İzmir'in o yıllarda bir yazlık sinema cenneti olduğunu da belirten araştırmacı Yaşar Ürük, 35 yıldır kaleme aldığı İzmir sinemalarının tarihi anlatan kitabında bu konulara da yer verdiğini anlattı. Ürük "İzmir'de bir dönem tam 267 yazlık sinema var ve hepsi de çalışıyor. 1965 yılında İzmir Belediyesi'nin bir haftada damgaladığı sinema bileti sayısı 550 bin. Halk için çok büyük eğlenceydi" dedi.
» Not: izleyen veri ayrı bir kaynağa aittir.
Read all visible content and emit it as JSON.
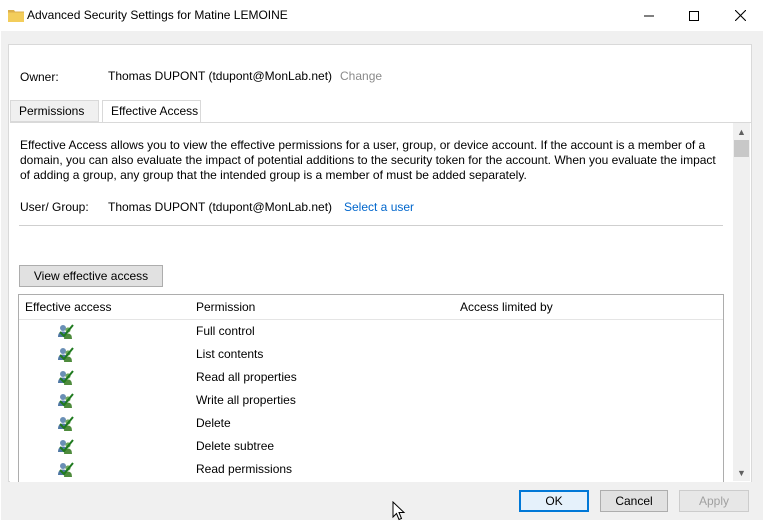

1908 yılından itibaren İzmir'de üç önemli sinema vadisi olduğu bilgisini paylaşan Ürük, harita üzerinde bu sinemaların bulunduğu yerleri ve isimlerini tek tek saydı. Eşrefpaşa Caddesi ve Kemeraltı bölgesinde, Mürselpaşa Basmane, Gaziler Caddesi ve Fevzipaşa bölgesinde ayrıca Kordon'dan itibaren kıyı boyunca İzmir'de yaklaşık 40 yıl boyunca 37 sinemanın hüküm sürdüğünü söyledi.
Milli Kütüphane İzmir'de henüz açılmamışken kütüphaneye gelir getirmesi düşünülen sinemasının çalışmaya başladığını belirten Yaşar Ürük, "Sinema gelirinin yüzde 50'si Milli Kütüphane'ye, yüzde 25'iyoksul ilkokul öğrencilerine, yüzde 25'i Şehir Kulübü yönetiminde terzihaneye gidiyordu. Terzihanede yoksul çocuklara giysi dikiliyordu" dedi.
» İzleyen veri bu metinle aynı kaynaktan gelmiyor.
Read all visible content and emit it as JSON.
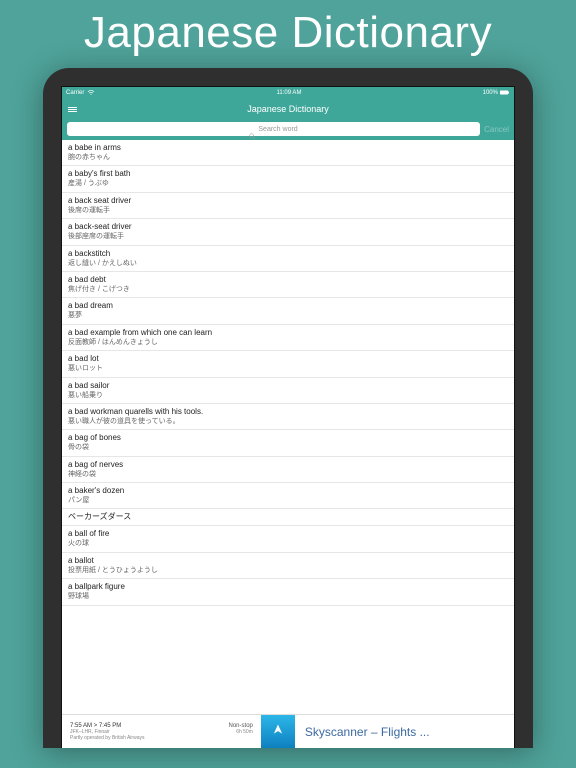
{
  "hero": {
    "title": "Japanese Dictionary"
  },
  "status_bar": {
    "carrier": "Carrier",
    "wifi_icon": "wifi-icon",
    "time": "11:09 AM",
    "battery_pct": "100%"
  },
  "nav": {
    "title": "Japanese Dictionary"
  },
  "search": {
    "placeholder": "Search word",
    "cancel": "Cancel"
  },
  "entries": [
    {
      "en": "a babe in arms",
      "jp": "腕の赤ちゃん"
    },
    {
      "en": "a baby's first bath",
      "jp": "産湯 / うぶゆ"
    },
    {
      "en": "a back seat driver",
      "jp": "後席の運転手"
    },
    {
      "en": "a back-seat driver",
      "jp": "後部座席の運転手"
    },
    {
      "en": "a backstitch",
      "jp": "返し縫い / かえしぬい"
    },
    {
      "en": "a bad debt",
      "jp": "焦げ付き / こげつき"
    },
    {
      "en": "a bad dream",
      "jp": "悪夢"
    },
    {
      "en": "a bad example from which one can learn",
      "jp": "反面教師 / はんめんきょうし"
    },
    {
      "en": "a bad lot",
      "jp": "悪いロット"
    },
    {
      "en": "a bad sailor",
      "jp": "悪い船乗り"
    },
    {
      "en": "a bad workman quarells with his tools.",
      "jp": "悪い職人が彼の道具を使っている。"
    },
    {
      "en": "a bag of bones",
      "jp": "骨の袋"
    },
    {
      "en": "a bag of nerves",
      "jp": "神経の袋"
    },
    {
      "en": "a baker's dozen",
      "jp": "パン屋"
    },
    {
      "en": "",
      "jp": "ベーカーズダース"
    },
    {
      "en": "a ball of fire",
      "jp": "火の球"
    },
    {
      "en": "a ballot",
      "jp": "投票用紙 / とうひょうようし"
    },
    {
      "en": "a ballpark figure",
      "jp": "野球場"
    }
  ],
  "ad": {
    "times": "7:55 AM > 7:45 PM",
    "route": "JFK–LHR, Finnair",
    "operated": "Partly operated by British Airways",
    "nonstop": "Non-stop",
    "duration": "6h 50m",
    "title": "Skyscanner – Flights ..."
  }
}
Milli Kütüphane binasının 6 Temmuz 1912 yılında hizmete girdiğini belirten Yaşar Ürük, sinemanın Osmanlı Sineması, Milli Kütüphane Sineması (Elhamra İdaresi Milli Kütüphane Sineması) sonra Milli Kütüphane Tiyatrosu, Milli Kütüphane Sinema Tiyatrosu, Beyler Sokağı Sineması ve en son da Milli Sinema olarak anıldığı bilgisini paylaştı. Elhamra Sineması'nın aynı zamanda Münir Nurettin'den İstanbul Şehir Tiyatrosu'na ve Yıldırım Önal'a kadar çok sayıda ünlü ismin konser ve temsil verdiği bir sinema olduğunu belirtti. Sinema binasının 1982'den bu güne 40 yıldır Devlet Opera ve Bale Salonu olarak kullanıldığını söyledi.
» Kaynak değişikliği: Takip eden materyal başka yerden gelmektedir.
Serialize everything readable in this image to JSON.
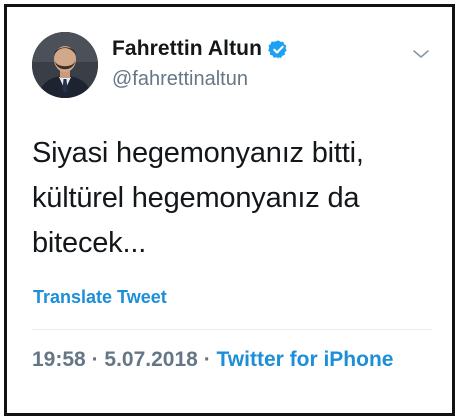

Atatürk'ün İzmir Milli Kütüphane'ye üç kez geldiğine de değinen Yaşar Ürük önderin sinema ile olan ilişkisine de değindi. "Atatürk'ün İzmir dışında sinema izlediğine dair hiçbir kayıt yok. Varsa elbette bilgilerimizi güncelleriz" diyen Ürük, Atatürk'ün yaşamı boyunca İstanbul, Ankara ve İzmir'de 13 kez sinemaya giderek film izlediğini anlattı.
Yaşar Ürük "İzmir Sinemaları"na ilişkin yaptığı sunumun ikincisini "Çok yakında" diyerek noktaladı.